Ясон строит корабль и с отрядом решительных людей пускается в плавание по Черному морю; он поднимается вверх по Фазису, преследуя торговую цель: вероятно, у него было намерение купить тот золотой песок, который жители Колхиды собирали в Гиппусе и Фазисе, растягивая в них бараньи шкуры, задерживавшие самородное золото, – такова правда.
В Колхиде во времена Страбона еще сохранялись все постройки, свидетельствовавшие об этом походе, и мы уже говорили, каким образом предание о нем навсегда сохранилось в памяти народов.
При жизни Страбона равнина Колхиды еще называлась Арго, и Аргу, сыну Фрикса, приписывали возведение храма Левкофеи и основание Идеессы.
Однако, по всей вероятности, у аргонавтов была и другая цель, более высокая, хотя и близкая к первой: очистить Черное море от пиратов, орудовавших в его водах.
Именно это наполнило поход Ясона не только приключениями, но и благородством, что захватывало воображение поэтов.
Спустя сорок лет этот первый союз послужил образцом тому, что сложился для захвата Трои.
Тацит и Трог Помпей не ограничиваются рассказом о первом путешествии Ясона в Колхиду; они упоминают и о втором, в котором Ясон разделил между своими сподвижниками захваченные земли и основал колонии не только по берегам Фазиса, но и внутри страны, что превосходно соотносится с развалинами, носящими название замка Ясона, историю которого наш друг Лука так бесхитростно нам рассказал.

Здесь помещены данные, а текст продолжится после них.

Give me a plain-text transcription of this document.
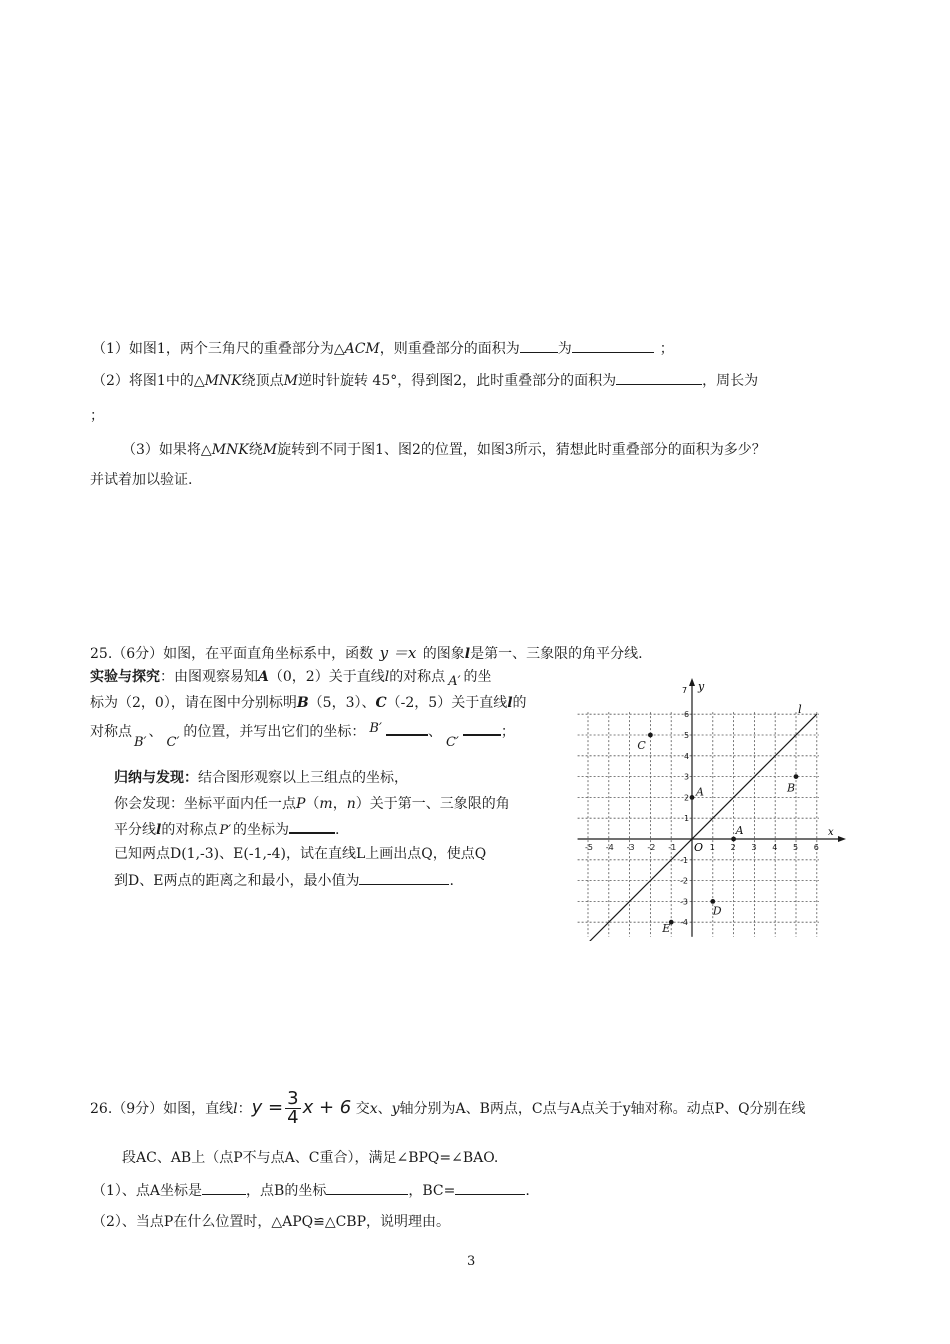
（1）如图1，两个三角尺的重叠部分为△ACM，则重叠部分的面积为	为	；
（2）将图1中的△MNK绕顶点M逆时针旋转 45°，得到图2，此时重叠部分的面积为	，周长为
；
（3）如果将△MNK绕M旋转到不同于图1、图2的位置，如图3所示，猜想此时重叠部分的面积为多少？
并试着加以验证.
25.（6分）如图，在平面直角坐标系中，函数 y ＝x 的图象l是第一、三象限的角平分线.
实验与探究：由图观察易知A（0，2）关于直线l的对称点 A′ 的坐
标为（2，0），请在图中分别标明B（5，3）、C（-2，5）关于直线l的
对称点B′、C′的位置，并写出它们的坐标： B′	、C′；
归纳与发现：结合图形观察以上三组点的坐标，
你会发现：坐标平面内任一点P（m，n）关于第一、三象限的角
平分线l的对称点 P′ 的坐标为	.
已知两点D(1,-3)、E(-1,-4)，试在直线L上画出点Q，使点Q
到D、E两点的距离之和最小，最小值为	.
-5 -4 -3 -2 -1	1 2 3 4 5 6
6
5
4
3
2
1
-1
-2
-3
-4
C
A	B
A
D
E
y
x
l
O
7
26.（9分）如图，直线l：$y = \frac{3}{4}$ x + 6 交x、y轴分别为A、B两点，C点与A点关于y轴对称。动点P、Q分别在线
段AC、AB上（点P不与点A、C重合），满足∠BPQ=∠BAO.
（1）、点A坐标是	，点B的坐标	，BC=	.
（2）、当点P在什么位置时，△APQ≌△CBP，说明理由。
3
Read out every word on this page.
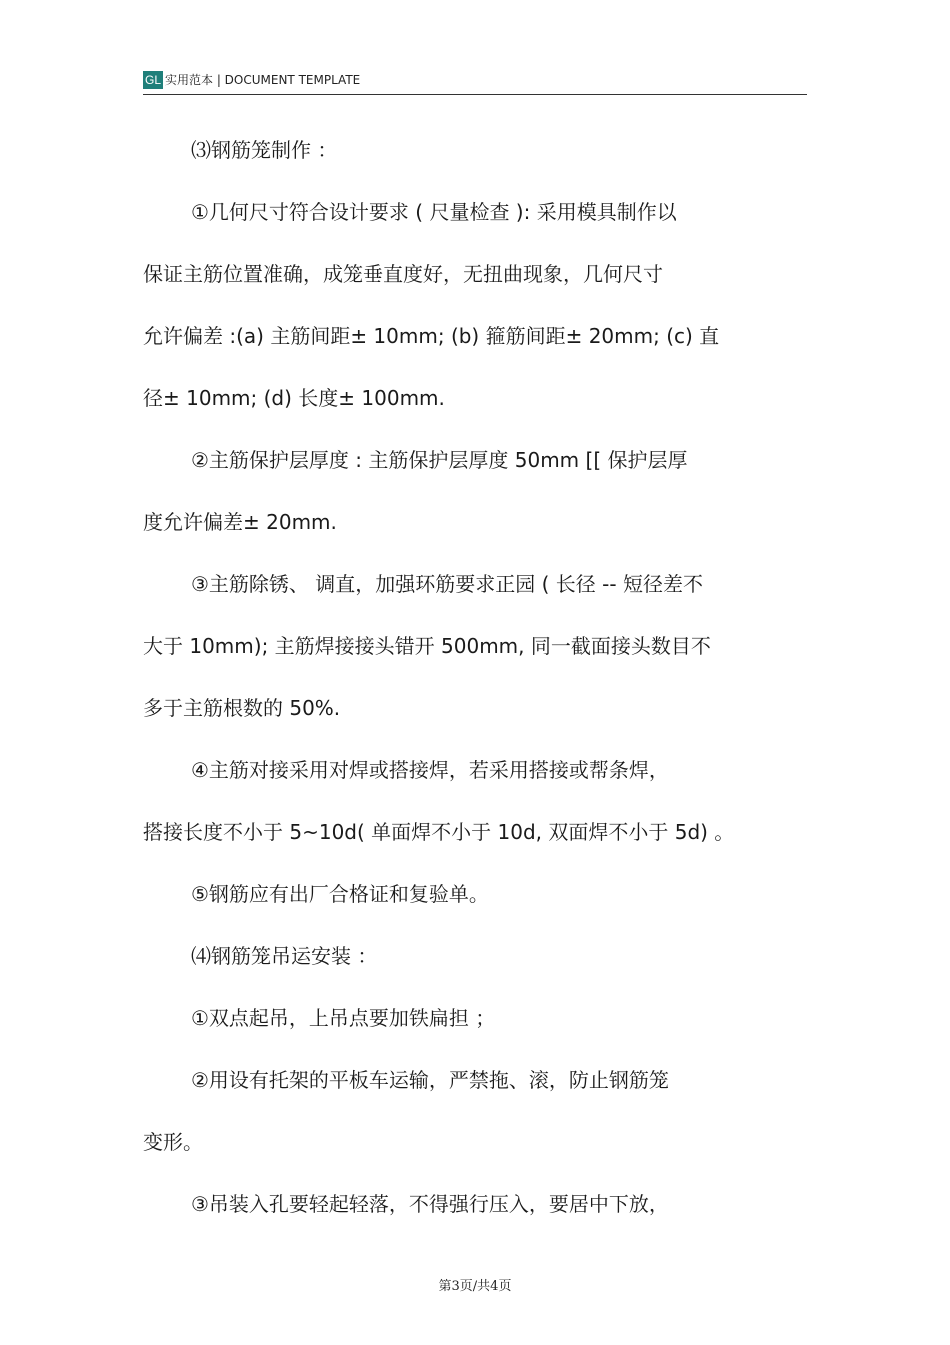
GL 实用范本 | DOCUMENT TEMPLATE
⑶钢筋笼制作 ：
①几何尺寸符合设计要求 ( 尺量检查 ): 采用模具制作以
保证主筋位置准确，成笼垂直度好，无扭曲现象，几何尺寸
允许偏差 :(a) 主筋间距± 10mm; (b) 箍筋间距± 20mm; (c) 直
径± 10mm; (d) 长度± 100mm.
②主筋保护层厚度 : 主筋保护层厚度 50mm [[ 保护层厚
度允许偏差± 20mm.
③主筋除锈、 调直，加强环筋要求正园 ( 长径 -- 短径差不
大于 10mm); 主筋焊接接头错开 500mm, 同一截面接头数目不
多于主筋根数的 50%.
④主筋对接采用对焊或搭接焊，若采用搭接或帮条焊，
搭接长度不小于 5~10d( 单面焊不小于 10d, 双面焊不小于 5d) 。
⑤钢筋应有出厂合格证和复验单。
⑷钢筋笼吊运安装 ：
①双点起吊，上吊点要加铁扁担 ；
②用设有托架的平板车运输，严禁拖、滚，防止钢筋笼
变形。
③吊装入孔要轻起轻落，不得强行压入，要居中下放，
第3页/共4页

Впрочем, те же самые предания существуют на Лемносе, на берегах Пропонтиды и Геллеспонта; Синоп, как считается, построен прославленным вождем искателей приключений; название «Диоскуриада» явным образом указывает на присутствие Кастора и Поллукса среди аргонавтов. Один из мысов в Анатолии и поныне носит имя Ясона. Наконец, в Иберии, в Армении и даже в стране мидян города, храмы и всякого рода сооружения носили имя Ясона, и если следы их теперь изгладились, то лишь потому, что Парменион, друг, а прежде всего льстец Александра Македонского, опасавшийся, что славу победителя при Гранике, Арбелах и Иссе затмит слава аргонавтов, приказал уничтожить эти постройки, а заодно истребить поклонение Ясону, с давних пор существовавшее у варваров.

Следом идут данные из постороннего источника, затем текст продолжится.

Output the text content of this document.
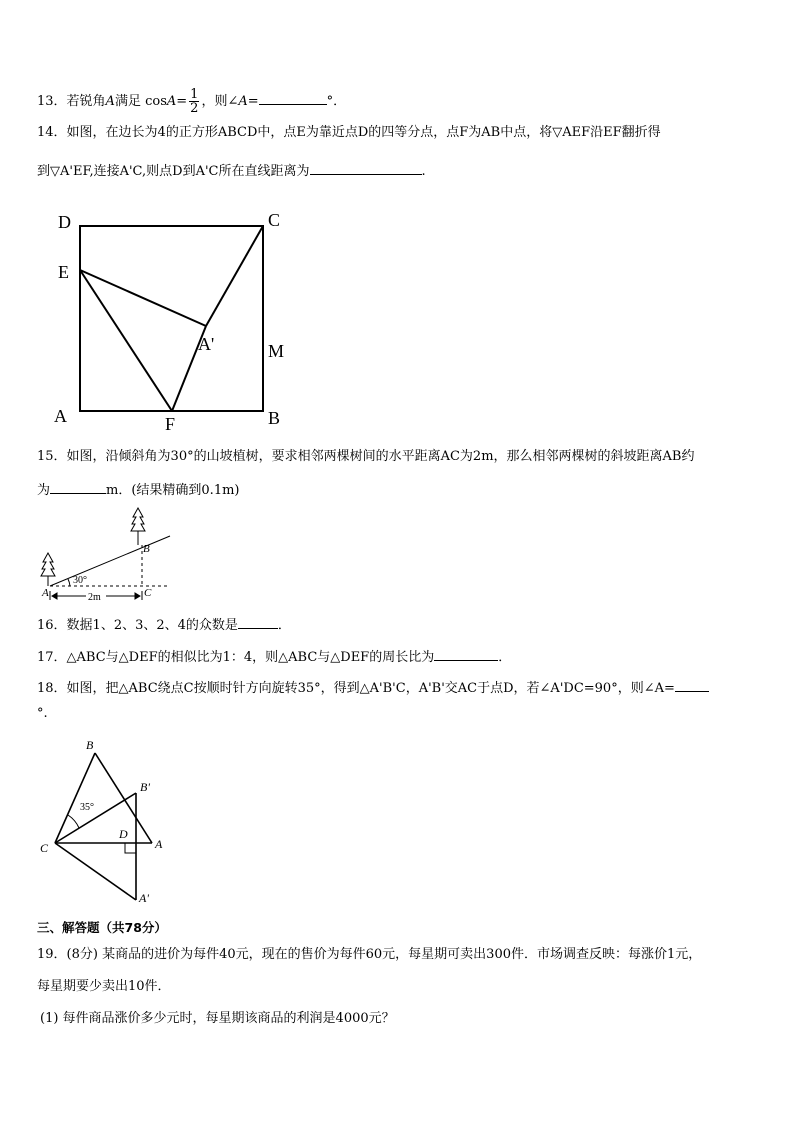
13．若锐角A满足 $\cos A= \frac{1}{2}$ ，则∠A=	°．
14．如图，在边长为4的正方形ABCD中，点E为靠近点D的四等分点，点F为AB中点，将▽AEF沿EF翻折得
到▽A'EF,连接A'C,则点D到A'C所在直线距离为	.
D	C
E
A'	M
A	F	B
15．如图，沿倾斜角为30°的山坡植树，要求相邻两棵树间的水平距离AC为2m，那么相邻两棵树的斜坡距离AB约
为	m．(结果精确到0.1m)
B
A	C
30°
2m
16．数据1、2、3、2、4的众数是	．
17．△ABC与△DEF的相似比为1：4，则△ABC与△DEF的周长比为	．
18．如图，把△ABC绕点C按顺时针方向旋转35°，得到△A'B'C，A'B'交AC于点D，若∠A'DC=90°，则∠A=
°.
B
B'
D
C	A
A'
35°
三、解答题（共78分）
19．(8分) 某商品的进价为每件40元，现在的售价为每件60元，每星期可卖出300件．市场调查反映：每涨价1元，
每星期要少卖出10件．
(1) 每件商品涨价多少元时，每星期该商品的利润是4000元？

Это предание еще столь живо в краях, по которым мы странствовали, что многие знатные люди, носящие в Мингрелии, Имеретии и Гурии имя Ясон, настаивают на том, что они потомки героя или его сподвижников, и имеют греческий облик, подтверждающий это достославное происхождение.
Более того, взгляните в Парижском музее на статую Фокиона.
На нем плащ.
Так вот, грузинская бурка явно скроена по образцу этого плаща.
А что такое башлык, как не капюшон матросов, бороздящих Средиземное и Эгейское моря?
После того как померк этот яркий отблеск, озаривший на время Колхиду, она снова погрузилась во мрак.
Помимо колхов, историки помещают в этой области меланхленов, а также кораксов, или обитателей Вороновой горы, апсилов, мисимианцев и разные прочие племена, чьи имена нам почти так же неизвестны.
Но, оставив без внимания все эти непонятные имена народов, а скорее, сами эти непонятные народы, сделаем одно исключение для сваноколхов Птолемея, или соанов Страбона и Плиния.
Как говорят три этих историка, соаны еще во времена аргонавтов обосновались в горах Колхиды, выше города Диоскуриады.
Эти люди были чрезвычайно храбры, но и очень грязны, поэтому греки на своем красочном языке называли их фтирофагами, то есть «поедателями вшей».
Так вот, этот народ сохранился и поныне таким же, каким его описывали Птолемей и Страбон.
Возможно, он стал еще грязнее, и только.
Позднее мы расскажем несколько забавных историй, имеющих к нему отношение.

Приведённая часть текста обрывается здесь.